Ceci n'est pas une pipe… This week’s audio/visual delights.

• Kicking off this week’s selection with some upcoming virtual events you may wish to add to your diary, as Steve Brodner will be in-conversation with Anita Kunz to celebrate the launch of Kunz’ Another History of Art on July 1st; Casa Con is running a weekend of events over the next three days on their discord server, including a chat between Ryan Holmberg and Brian Baynes about manga and self publishing on Saturday afternoon; and the Center for Cartoon Studies’ program of events for younger creatives kicks off next month, if you need something to keep a budding comics creator busy during the summer vacation.

• Looking back into the mists of time, The Kubert School have released another of the Joe Kubert’s World of Cartooning series from the archives, bringing the inking masterclass to their YouTube channel.

• Also looking to the past, as is their wont, Cartoonist Kayfabe’s week of #content saw Jim Rugg and Ed Piskor taking a trip down memory lane with the erotica of Wally Wood, B&W DC Comics, the pithily titled Marvel: Five Fabulous Decades of the World's Greatest Comics, the gnarly Spawn/Batman, and The ‘NAM #1.

• Comic Con International shared some more of the educational strand of virtual events they’ve been hosting lately, with talks on Norse mythology in comics and transmedia properties; a triple-header with talks looking at the influence of the master of Sobha Singh, on the representation of the gurus in Sikh comics Bahadur comics in the context of 1970–80s India, and exploring ways in which comics can sensitize readers to the suffering of marginalised narratives in the context of the work of Clément Baloup; and a quadruple-bill with talks on the history of the word balloon, letter-page responses to DC’s Blitzkreig, moral considerations of recoloring comics, and advanced web-layouts in digital comics making.

• Brian Hibbs welcomed Jeff Smith to Comix Experience’s Graphic Novel of the Month Club, choosing Bone for June’s masterpiece selection, as they spoke about the comics that made them love the medium, knowing when you’ve got a hit on your hands, and choosing between colour and B&W.

• A new edition of Strip Panel Naked arrived, as Hassan Otsmane-Elhaou took a look at the convention-breaking lettering of Barry Windsor-Smith’s Monsters, and how it plays with the interstitial chronology of panel divides.

• Dan Berry invited Zara Slattery to Make It Then Tell Everybody this week, as they discussed reasons for changing drawing styles, reasons to use reference, and the difficulties in communicating the realities of trauma.

• Matt Lune was joined by Kelly Kanayama for this week’s Shelfdust Presents, as they spoke about, who else, The Punisher, and the adventures of one Frank Castle in the Secret Invasion tie-in Punisher: War Journal #25.

• David Brothers hosted this week’s edition of Mangasplaining, as the team looked at Mizuho Kusanagi’s Yona of the Dawn Volume 1, bringing the first shojo title to the podcast, plus discussion of the current hot-property Nozomi Mino’s Yakuza Lover Volume 1, and its emphatic depictions of open-mouthed kissin’.

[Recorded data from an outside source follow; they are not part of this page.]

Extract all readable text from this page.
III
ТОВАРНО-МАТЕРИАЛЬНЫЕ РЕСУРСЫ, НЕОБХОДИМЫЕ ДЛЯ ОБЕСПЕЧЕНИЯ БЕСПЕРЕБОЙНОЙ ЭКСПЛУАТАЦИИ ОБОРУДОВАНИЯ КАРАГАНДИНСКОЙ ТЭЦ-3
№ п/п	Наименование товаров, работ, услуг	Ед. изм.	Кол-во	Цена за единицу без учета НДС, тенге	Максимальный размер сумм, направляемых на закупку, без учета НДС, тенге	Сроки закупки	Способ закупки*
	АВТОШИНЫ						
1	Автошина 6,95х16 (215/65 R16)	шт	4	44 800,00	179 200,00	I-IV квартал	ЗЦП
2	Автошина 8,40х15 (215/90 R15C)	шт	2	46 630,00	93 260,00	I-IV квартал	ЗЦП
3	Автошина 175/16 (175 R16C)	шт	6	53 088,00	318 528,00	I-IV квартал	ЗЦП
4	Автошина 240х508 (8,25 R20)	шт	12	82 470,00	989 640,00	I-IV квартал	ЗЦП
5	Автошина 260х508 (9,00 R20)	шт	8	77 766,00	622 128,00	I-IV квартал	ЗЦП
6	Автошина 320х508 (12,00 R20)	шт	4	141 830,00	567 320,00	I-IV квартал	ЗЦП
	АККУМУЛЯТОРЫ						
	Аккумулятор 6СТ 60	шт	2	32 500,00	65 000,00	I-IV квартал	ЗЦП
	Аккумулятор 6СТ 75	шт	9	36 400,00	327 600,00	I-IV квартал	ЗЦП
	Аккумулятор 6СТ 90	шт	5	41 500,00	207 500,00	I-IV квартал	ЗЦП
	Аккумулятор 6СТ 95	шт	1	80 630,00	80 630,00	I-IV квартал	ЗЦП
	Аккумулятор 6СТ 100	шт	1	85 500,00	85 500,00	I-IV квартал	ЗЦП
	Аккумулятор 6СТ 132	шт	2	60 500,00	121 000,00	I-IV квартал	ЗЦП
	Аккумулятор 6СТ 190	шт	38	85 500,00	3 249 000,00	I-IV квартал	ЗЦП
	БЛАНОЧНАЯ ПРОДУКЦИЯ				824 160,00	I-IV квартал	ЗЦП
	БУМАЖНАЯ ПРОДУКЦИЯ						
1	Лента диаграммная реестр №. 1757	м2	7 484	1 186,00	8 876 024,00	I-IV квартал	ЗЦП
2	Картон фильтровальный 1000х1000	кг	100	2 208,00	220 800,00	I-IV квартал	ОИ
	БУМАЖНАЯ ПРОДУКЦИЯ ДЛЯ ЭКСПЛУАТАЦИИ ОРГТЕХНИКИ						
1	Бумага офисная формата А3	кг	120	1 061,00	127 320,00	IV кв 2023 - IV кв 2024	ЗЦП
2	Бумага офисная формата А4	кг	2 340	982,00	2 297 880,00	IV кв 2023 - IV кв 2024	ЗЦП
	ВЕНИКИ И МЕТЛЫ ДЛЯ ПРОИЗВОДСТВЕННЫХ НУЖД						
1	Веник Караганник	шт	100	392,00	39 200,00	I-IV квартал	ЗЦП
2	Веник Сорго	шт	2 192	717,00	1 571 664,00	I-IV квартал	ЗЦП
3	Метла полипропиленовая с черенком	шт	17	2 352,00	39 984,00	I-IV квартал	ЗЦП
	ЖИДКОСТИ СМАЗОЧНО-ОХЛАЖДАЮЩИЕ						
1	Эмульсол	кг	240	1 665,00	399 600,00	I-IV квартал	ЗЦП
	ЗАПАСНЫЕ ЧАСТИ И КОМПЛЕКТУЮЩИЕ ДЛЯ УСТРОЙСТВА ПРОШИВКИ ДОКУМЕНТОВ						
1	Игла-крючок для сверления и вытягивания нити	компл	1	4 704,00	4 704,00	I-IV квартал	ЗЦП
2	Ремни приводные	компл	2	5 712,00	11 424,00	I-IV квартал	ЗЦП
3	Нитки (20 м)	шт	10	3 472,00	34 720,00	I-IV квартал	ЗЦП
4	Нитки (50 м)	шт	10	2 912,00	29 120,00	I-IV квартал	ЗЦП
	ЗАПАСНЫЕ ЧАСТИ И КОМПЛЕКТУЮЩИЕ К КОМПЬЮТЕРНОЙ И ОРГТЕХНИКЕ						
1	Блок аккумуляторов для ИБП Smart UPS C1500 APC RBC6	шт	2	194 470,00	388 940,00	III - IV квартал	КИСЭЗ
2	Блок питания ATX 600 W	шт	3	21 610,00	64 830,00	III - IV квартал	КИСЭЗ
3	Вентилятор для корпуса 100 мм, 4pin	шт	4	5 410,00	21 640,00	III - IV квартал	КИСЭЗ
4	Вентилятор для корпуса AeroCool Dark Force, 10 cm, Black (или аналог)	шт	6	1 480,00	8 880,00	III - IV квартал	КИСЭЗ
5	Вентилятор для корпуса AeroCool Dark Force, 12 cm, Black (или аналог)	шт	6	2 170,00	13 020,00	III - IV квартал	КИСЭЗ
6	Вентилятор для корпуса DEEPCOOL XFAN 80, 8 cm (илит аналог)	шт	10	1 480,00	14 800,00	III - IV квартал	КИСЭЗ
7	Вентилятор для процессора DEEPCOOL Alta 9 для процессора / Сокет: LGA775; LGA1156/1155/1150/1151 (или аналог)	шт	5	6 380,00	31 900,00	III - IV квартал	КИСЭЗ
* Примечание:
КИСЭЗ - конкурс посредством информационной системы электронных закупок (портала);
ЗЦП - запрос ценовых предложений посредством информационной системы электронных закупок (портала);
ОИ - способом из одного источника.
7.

• Publisher’s Weekly’s More to Come took a look at recent big stories in the comics-o-sphere, including the return of the Eisners, the return of various DC editors to Tapas, and the return of Fables.



That’s it for this week. Writing outdoor pros: sunshine. Writing outdoor cons: increased potential for getting stung by a bee and a My Girl situation kicking off, and occasional broadband drop-outs. Back soon with more in-depth research.